Résumé
Nous connaissons les mots tranchants, sarcastiques et définitifs de William J. Eccles pour dresser la cérémonie des états généraux du Canada du début de l’automne 1672 comme la scène inaugurale de la « despotic form of government » du comte Frontenac en Nouvelle-France.
Tout entier engagé dans sa charge contre la figure traditionnelle du héros campé dans les habits mythiques du sauveur de la colonie française américaine, l’historien interprète le rituel de cette prestation de serments comme le geste liminaire d’un homme qui, faute de grandeur et de gloire véritables, se complaît dans le simulacre et dans le grandiose. En quelques mots, toute autre interprétation politique de cette initiative est balayée pour n’y reconnaître que la vanité grand seigneur et le ridicule tragique d’un aristocrate décadent, médiocre et endetté.

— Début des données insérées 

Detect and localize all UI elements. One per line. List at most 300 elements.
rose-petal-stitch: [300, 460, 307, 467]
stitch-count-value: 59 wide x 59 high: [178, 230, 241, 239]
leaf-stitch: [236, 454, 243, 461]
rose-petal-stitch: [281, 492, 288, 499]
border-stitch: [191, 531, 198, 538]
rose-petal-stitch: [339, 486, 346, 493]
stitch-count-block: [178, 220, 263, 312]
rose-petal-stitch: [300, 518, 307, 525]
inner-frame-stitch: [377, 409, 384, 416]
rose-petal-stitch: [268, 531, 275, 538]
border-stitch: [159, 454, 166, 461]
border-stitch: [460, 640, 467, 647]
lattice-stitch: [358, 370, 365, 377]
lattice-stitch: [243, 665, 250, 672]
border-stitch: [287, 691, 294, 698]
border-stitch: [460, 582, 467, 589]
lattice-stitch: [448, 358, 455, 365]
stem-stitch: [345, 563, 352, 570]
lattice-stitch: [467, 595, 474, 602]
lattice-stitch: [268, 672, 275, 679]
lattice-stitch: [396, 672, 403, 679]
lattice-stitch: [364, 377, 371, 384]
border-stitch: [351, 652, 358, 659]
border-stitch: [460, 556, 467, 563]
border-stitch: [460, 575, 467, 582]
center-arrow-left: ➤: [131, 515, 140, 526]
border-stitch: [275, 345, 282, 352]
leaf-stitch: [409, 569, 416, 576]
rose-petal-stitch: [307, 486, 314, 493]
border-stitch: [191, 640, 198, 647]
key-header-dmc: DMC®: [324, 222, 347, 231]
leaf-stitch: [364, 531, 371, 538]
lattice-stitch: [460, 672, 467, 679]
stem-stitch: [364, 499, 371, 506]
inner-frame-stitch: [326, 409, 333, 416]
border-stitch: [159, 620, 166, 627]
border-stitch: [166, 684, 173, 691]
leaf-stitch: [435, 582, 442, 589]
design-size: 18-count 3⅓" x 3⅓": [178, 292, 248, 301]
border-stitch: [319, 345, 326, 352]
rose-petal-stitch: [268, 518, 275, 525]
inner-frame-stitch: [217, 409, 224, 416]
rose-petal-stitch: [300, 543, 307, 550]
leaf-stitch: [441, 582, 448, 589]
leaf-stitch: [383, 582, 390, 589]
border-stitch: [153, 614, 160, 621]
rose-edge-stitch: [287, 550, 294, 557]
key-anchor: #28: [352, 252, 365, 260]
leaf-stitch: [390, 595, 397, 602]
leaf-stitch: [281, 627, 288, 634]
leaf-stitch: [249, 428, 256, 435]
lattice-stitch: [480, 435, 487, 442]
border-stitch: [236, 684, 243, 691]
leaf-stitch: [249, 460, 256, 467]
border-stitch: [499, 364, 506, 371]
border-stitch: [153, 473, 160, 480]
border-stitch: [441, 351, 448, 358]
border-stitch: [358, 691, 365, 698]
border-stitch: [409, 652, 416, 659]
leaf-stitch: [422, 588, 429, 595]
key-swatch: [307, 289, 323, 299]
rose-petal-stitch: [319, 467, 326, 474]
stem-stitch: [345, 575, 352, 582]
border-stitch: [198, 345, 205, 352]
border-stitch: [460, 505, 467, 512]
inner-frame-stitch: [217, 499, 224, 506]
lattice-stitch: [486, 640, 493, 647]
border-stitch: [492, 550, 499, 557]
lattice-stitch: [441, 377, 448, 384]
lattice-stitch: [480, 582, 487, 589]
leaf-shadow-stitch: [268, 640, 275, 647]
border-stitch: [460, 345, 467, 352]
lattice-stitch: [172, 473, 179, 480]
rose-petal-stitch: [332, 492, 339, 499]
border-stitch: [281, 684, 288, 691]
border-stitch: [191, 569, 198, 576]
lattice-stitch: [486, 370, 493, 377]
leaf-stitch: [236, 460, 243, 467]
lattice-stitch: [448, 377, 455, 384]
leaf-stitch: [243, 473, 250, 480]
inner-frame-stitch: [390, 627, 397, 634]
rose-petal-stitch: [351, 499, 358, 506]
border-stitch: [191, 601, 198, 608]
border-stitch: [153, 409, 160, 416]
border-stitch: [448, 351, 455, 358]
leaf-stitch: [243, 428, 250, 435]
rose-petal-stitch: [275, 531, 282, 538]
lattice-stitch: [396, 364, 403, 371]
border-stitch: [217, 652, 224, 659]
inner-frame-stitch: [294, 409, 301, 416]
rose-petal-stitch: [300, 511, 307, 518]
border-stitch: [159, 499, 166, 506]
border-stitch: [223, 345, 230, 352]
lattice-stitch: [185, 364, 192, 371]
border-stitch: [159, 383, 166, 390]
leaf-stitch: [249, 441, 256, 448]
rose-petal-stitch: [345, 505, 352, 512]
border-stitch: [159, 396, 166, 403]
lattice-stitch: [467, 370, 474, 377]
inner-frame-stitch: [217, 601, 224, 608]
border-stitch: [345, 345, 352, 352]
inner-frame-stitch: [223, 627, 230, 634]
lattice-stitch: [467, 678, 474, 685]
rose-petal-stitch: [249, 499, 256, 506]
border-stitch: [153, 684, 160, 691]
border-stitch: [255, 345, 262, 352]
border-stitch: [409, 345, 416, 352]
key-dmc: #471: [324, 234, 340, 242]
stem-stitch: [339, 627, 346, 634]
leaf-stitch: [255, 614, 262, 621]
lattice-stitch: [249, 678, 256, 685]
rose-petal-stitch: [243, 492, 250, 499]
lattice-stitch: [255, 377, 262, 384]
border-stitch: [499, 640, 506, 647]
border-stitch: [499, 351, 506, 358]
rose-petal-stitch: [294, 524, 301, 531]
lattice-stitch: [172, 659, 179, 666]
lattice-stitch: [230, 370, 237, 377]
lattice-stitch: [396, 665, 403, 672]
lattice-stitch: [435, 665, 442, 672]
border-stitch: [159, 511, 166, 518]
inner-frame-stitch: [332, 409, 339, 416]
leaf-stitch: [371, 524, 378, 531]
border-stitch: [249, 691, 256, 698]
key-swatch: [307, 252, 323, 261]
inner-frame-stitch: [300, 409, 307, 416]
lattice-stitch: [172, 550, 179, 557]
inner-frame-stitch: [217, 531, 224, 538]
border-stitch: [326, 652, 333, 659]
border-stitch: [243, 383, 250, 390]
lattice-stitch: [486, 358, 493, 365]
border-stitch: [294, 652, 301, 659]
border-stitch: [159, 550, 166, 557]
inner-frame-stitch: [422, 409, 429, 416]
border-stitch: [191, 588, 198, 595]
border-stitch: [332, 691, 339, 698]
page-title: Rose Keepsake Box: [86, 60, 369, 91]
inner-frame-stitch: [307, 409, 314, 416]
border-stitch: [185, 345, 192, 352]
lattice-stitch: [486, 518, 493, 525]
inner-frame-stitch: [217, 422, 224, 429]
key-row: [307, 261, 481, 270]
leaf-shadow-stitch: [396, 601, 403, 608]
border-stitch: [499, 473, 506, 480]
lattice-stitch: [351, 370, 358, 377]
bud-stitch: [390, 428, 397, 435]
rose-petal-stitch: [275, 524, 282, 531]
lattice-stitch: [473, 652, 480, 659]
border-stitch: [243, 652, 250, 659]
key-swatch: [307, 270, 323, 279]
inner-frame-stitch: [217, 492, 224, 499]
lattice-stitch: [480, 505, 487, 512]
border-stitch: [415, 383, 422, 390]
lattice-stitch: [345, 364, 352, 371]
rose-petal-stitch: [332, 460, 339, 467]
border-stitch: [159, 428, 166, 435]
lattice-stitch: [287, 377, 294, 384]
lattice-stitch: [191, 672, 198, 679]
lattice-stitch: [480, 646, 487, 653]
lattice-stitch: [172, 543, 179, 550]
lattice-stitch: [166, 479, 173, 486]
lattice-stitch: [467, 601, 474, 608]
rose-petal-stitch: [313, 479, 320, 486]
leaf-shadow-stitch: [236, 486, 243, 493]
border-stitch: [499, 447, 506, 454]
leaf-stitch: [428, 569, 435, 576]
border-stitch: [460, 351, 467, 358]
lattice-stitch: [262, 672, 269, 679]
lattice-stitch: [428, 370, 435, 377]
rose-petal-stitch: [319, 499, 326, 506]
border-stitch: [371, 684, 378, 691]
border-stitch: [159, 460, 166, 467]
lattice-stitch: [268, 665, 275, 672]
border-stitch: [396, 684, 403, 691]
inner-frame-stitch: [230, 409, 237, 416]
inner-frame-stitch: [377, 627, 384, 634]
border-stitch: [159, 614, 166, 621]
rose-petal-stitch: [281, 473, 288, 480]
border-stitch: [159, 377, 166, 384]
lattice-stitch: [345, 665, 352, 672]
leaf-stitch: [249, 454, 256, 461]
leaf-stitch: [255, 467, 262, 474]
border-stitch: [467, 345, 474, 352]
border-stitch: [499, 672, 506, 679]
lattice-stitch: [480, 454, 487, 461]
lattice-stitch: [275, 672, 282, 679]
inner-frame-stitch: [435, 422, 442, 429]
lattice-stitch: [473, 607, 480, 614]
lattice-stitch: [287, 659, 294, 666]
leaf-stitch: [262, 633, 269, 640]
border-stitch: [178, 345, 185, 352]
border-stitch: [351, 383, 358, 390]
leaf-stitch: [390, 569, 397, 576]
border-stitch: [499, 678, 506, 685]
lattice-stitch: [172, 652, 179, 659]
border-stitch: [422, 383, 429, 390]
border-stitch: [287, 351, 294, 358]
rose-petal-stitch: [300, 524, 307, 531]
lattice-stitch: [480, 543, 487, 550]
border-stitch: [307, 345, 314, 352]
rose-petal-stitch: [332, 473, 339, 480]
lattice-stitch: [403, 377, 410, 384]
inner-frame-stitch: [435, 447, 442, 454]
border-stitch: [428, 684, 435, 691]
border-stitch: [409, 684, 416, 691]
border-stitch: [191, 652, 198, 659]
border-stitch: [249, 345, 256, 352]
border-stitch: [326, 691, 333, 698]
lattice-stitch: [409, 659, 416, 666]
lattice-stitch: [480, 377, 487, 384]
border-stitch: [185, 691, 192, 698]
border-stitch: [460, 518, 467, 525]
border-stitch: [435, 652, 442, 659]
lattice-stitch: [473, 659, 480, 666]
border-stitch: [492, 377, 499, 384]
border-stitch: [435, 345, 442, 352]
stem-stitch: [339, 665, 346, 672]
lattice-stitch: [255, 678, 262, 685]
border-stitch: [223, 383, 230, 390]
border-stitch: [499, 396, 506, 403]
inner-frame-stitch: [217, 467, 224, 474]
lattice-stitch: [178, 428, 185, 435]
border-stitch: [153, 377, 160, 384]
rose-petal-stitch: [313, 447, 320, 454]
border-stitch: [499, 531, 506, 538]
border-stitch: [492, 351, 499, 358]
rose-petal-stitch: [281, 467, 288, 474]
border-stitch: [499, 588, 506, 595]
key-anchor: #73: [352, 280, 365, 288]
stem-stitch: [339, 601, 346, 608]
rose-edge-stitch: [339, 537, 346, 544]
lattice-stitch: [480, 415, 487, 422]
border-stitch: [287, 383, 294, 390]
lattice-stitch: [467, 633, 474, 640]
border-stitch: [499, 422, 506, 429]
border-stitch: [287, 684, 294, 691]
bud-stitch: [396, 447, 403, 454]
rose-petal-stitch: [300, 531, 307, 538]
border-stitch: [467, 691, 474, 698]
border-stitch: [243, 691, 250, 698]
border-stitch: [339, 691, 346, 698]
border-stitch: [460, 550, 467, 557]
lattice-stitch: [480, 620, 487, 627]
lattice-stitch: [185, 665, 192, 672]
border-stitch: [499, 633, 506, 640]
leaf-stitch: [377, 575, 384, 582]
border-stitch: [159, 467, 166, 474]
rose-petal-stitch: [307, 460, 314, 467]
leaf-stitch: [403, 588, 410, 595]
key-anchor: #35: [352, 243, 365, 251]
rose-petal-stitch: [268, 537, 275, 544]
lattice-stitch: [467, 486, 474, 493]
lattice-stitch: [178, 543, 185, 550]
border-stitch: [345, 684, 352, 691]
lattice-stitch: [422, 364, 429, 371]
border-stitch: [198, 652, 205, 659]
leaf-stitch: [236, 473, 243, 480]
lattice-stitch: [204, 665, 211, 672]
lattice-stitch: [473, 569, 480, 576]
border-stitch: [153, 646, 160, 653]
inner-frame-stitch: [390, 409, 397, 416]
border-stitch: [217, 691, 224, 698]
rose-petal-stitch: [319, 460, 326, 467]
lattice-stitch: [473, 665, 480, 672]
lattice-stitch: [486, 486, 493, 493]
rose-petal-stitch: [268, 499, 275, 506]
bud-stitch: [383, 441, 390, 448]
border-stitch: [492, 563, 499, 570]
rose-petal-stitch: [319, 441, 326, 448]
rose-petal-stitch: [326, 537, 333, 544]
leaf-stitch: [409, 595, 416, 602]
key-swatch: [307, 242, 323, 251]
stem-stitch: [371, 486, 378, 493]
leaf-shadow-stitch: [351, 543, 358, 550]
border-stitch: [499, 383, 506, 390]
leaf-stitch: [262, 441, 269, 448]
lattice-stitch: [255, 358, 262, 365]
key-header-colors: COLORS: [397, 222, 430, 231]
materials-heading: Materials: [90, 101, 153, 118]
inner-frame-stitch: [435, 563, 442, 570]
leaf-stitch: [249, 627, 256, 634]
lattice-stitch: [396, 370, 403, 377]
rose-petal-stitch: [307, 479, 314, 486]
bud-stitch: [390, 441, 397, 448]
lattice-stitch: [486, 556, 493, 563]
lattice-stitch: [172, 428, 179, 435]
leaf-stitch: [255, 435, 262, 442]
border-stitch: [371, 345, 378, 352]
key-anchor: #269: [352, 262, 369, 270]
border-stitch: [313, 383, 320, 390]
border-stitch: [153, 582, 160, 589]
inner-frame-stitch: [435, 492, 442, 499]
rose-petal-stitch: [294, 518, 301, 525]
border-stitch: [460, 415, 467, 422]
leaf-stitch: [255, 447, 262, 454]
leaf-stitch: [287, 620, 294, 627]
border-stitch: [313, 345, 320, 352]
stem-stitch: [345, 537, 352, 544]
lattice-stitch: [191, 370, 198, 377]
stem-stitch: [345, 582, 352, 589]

A l’opposé de cette interprétation singulièrement réductrice, il nous paraît nécessaire de mobiliser les ressources interprétatives plus complexes d’une politique de la représentation qui permet d’éclairer bien autrement les intentions constitutionnelles d’un artisan essentiel de l’état politique du Canada dans le moment crucial d’une institutionnalisation partagée entre une inspiration impériale et un horizon colonial.